Monday, November 18, 2002


Page 5


Medical Negligence Claim Not Preempted by ERISA, Ninth Circuit Rules


By a MetNews Staff Writer


A widow’s claim that her husband’s employer negligently advised him to seek medical treatment in Saudi Arabia rather than return immediately to the United States is not preempted by ERISA, the Ninth U.S. Circuit Court of Appeals ruled yesterday.

The court reinstated most of Nga Bui’s suit against Lucent Technologies; its predecessor AT&T, and International SOS Assistance, Inc., which had a contract with AT&T and Lucent to provide emergency assistance to overseas workers.

Bui’s husband, Hung M. Duong, died in Jeddah, Saudi Arabia, in August 1996. About a week before his death, he learned he was critically ill and contacted Lucent, which had spun off from AT&T, and SOS.

Bui’s complaint alleges that a doctor employed by Lucent, as well as SOS, advised Duong that Erfan Hospital in Jeddah had adequate facilities, and that having surgery performed there would be less risky than attempting evacuation to this country.

A Lucent employee allegedly told Duong that it would take a week or two to have his passport—which he and his co-employees were required to surrender upon arrival in the kingdom—returned to him.

The complaint, filed in the U.S. District Court for the District of Oregon, charged the three companies with negligence in advising Duong to remain in Saudi Arabia and in failing to respond to his requests for further information on evacuation. It also alleged that AT&T and Lucent negligently chose to do business with SOS, and that they breached the terms of their employee insurance plan.

U.S. Magistrate Judge Dennis James Hubel granted summary judgment, holding that all of the claims were preempted by the Employee Retirement Income Security Act of 1974.

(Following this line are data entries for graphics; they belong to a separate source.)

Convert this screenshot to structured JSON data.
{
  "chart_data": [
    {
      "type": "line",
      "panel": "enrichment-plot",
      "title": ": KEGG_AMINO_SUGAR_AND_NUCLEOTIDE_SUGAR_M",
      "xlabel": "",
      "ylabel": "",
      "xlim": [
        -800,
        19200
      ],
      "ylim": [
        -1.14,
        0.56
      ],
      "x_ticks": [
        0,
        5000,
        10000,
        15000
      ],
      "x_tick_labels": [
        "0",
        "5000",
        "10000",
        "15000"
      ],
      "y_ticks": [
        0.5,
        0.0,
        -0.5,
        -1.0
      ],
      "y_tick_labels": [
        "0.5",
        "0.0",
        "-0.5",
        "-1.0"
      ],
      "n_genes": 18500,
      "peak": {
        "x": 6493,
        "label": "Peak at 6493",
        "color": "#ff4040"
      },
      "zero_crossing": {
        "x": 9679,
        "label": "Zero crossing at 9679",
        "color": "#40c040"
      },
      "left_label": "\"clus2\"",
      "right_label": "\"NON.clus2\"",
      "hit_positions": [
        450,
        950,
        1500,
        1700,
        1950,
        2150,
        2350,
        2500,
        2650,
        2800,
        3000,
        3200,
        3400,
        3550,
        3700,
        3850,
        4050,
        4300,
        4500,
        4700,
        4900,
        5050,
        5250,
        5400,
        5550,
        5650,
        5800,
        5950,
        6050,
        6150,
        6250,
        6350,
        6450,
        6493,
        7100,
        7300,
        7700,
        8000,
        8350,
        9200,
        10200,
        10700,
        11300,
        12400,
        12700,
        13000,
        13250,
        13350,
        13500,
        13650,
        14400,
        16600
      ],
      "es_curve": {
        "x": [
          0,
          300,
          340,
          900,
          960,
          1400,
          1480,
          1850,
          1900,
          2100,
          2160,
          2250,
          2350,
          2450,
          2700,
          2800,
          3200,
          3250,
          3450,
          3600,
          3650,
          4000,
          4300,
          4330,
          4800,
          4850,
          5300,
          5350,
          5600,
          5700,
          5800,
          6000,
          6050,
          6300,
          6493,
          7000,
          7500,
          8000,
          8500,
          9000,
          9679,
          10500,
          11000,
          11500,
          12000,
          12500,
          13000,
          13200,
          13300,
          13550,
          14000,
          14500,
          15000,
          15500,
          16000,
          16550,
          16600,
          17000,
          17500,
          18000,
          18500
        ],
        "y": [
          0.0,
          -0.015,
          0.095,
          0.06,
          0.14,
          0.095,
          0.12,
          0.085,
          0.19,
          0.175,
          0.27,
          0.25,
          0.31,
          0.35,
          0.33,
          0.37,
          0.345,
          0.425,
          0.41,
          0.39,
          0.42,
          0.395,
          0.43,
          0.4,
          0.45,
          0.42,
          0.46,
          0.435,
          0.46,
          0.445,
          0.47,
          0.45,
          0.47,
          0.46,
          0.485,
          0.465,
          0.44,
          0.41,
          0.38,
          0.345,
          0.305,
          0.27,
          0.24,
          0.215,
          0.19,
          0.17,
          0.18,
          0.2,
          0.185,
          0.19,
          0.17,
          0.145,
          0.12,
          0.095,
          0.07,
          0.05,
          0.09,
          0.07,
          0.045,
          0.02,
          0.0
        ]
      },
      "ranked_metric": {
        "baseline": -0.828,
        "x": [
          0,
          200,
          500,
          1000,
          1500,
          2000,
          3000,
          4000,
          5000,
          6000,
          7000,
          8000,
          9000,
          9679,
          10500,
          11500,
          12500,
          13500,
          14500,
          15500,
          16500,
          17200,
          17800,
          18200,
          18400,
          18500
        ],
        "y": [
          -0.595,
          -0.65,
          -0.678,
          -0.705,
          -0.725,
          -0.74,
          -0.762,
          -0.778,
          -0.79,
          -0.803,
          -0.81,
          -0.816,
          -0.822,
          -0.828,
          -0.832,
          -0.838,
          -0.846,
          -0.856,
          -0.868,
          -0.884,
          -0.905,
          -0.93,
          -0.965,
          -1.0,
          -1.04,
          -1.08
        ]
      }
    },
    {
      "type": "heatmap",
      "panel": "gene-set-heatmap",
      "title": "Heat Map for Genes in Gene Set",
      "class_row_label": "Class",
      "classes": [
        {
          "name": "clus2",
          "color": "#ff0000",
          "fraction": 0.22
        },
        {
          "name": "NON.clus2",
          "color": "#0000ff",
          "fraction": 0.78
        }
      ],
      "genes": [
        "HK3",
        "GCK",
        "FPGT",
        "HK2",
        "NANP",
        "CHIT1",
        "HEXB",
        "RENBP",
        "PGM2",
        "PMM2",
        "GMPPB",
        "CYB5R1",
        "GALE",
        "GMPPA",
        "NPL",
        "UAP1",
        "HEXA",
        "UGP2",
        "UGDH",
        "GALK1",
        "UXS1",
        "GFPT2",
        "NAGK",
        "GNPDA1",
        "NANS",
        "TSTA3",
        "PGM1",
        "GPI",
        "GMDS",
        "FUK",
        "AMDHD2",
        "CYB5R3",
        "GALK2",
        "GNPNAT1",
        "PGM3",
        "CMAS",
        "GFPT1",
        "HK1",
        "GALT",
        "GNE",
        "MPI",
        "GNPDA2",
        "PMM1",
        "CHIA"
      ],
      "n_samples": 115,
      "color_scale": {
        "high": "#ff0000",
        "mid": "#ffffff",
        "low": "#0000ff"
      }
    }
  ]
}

But Judge Thomas G. Nelson, writing for the Ninth Circuit, said that ERISA’s preemption clause, while broadly worded, should be pragmatically interpreted as barring only those state-law claims that relate to plan administration and not those that deal with traditional subjects of state regulation.

“We join the Third, Fifth, and Tenth Circuits in holding that ERISA’s preemption clause...does not preempt actions involving allegations of negligence in the provision of medical care, even if the patient procures the care through an ERISA plan,” Nelson wrote. “...If a claim involves a medical decision made in the course of treatment, ERISA does not preempt it; but if a claim involves an administrative decision made in the course of administering an ERISA plan, ERISA preempts it.”

Applying that standard, Nelson said the district judge was correct in dismissing the breach-of-contract claims, since they related directly to the plan. Similarly, he explained, Duong’s employers cannot be sued for retaining SOS, since that was an administrative decision.

But the widow can proceed with all claims for negligent advice and breach of duty concerning medical treatment, Nelson said.

The case is Bui v. American Telephone and Telegraph Company Incorporated, 01-35509.